O Escritório de Assuntos de Hong Kong e Macau (HKMAO) criticou a Suprema Corte do Panamá, na terça-feira (3), por anular a extensão de contrato de uma empresa de Hong Kong. A decisão sobre a concessão do canal foi declarada inconstitucional pelo tribunal panamenho, informou a agência Reuters.
O órgão chinês descreveu o ato como "traição política" e "absurdo jurídico". O texto afirma que a sentença ignora fatos e viola direitos legítimos, desrespeitando compromissos contratuais firmados anteriormente entre as partes.
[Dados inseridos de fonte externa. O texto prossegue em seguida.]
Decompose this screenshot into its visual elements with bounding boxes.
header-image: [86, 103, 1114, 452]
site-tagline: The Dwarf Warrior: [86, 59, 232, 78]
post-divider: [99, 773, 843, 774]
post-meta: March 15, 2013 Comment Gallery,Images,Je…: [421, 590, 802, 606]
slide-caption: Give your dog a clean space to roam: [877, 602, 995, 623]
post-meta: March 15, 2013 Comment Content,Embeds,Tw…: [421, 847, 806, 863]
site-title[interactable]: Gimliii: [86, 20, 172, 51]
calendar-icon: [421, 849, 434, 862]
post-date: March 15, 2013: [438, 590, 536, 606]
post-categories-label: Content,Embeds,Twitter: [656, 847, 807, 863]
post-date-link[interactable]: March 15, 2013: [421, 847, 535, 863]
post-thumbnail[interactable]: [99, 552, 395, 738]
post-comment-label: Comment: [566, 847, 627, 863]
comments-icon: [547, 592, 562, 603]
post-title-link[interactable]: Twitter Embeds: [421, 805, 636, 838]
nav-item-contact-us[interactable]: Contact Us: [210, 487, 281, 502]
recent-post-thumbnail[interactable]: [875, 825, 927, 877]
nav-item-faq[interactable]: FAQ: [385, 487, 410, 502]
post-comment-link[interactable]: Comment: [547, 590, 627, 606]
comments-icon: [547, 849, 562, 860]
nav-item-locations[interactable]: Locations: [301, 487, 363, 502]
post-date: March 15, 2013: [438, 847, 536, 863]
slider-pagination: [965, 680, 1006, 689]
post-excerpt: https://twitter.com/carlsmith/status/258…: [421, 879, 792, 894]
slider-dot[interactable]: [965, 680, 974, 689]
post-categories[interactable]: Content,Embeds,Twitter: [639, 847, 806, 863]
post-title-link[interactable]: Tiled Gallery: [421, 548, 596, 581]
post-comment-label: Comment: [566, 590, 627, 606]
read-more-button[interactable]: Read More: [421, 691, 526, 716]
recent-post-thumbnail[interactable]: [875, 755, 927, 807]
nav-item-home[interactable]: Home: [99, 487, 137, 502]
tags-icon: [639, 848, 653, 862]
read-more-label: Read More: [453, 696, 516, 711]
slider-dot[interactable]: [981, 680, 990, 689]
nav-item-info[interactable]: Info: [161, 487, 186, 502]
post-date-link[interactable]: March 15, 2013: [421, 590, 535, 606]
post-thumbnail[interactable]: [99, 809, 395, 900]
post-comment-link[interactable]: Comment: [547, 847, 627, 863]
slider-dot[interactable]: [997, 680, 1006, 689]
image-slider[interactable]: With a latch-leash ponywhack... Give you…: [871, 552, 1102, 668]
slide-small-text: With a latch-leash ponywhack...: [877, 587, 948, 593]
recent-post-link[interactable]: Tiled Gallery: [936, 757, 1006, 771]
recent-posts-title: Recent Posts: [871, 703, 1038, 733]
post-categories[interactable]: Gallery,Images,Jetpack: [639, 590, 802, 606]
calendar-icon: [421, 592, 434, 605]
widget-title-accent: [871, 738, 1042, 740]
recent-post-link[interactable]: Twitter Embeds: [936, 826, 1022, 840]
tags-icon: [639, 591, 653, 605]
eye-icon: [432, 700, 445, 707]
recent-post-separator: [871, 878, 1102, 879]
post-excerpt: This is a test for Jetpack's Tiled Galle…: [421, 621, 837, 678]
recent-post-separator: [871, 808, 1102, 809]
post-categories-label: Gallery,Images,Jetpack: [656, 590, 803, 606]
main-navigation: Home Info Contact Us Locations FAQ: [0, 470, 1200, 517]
A nota do HKMAO ressalta que foram investidos mais de US$ 1,8 bilhão (aproximadamente R$ 9,45 bilhões) e criou milhares de empregos no país. "Ao remover direitos de operação à força, o Panamá estaria sabotando sua própria credibilidade econômica e enviando uma mensagem negativa a investidores globais", segue o comunicado.
O HKMAO acusou o Panamá de submissão a "pressões hegemônicas" externas, ligando a decisão a influências políticas ocidentais. O órgão alega que nações poderosas têm abusado do conceito de segurança nacional para coagir países a atacar companhias chinesas.

De acordo com a nota do HKMAO, Pequim reagirá contra qualquer "coerção econômica" ou violação dos direitos de suas empresas. O Ministério das Relações Exteriores da China e o governo de Hong Kong reforçaram a condenação e prometeram tomar as medidas necessárias para proteger seus interesses.
O comunicado adverte que o Panamá "enfrentará isolamento e sérias consequências se não mudar de postura imediatamente". O texto encerra pedindo que o país reverta a decisão rapidamente para evitar maiores danos à sua reputação e relações diplomáticas.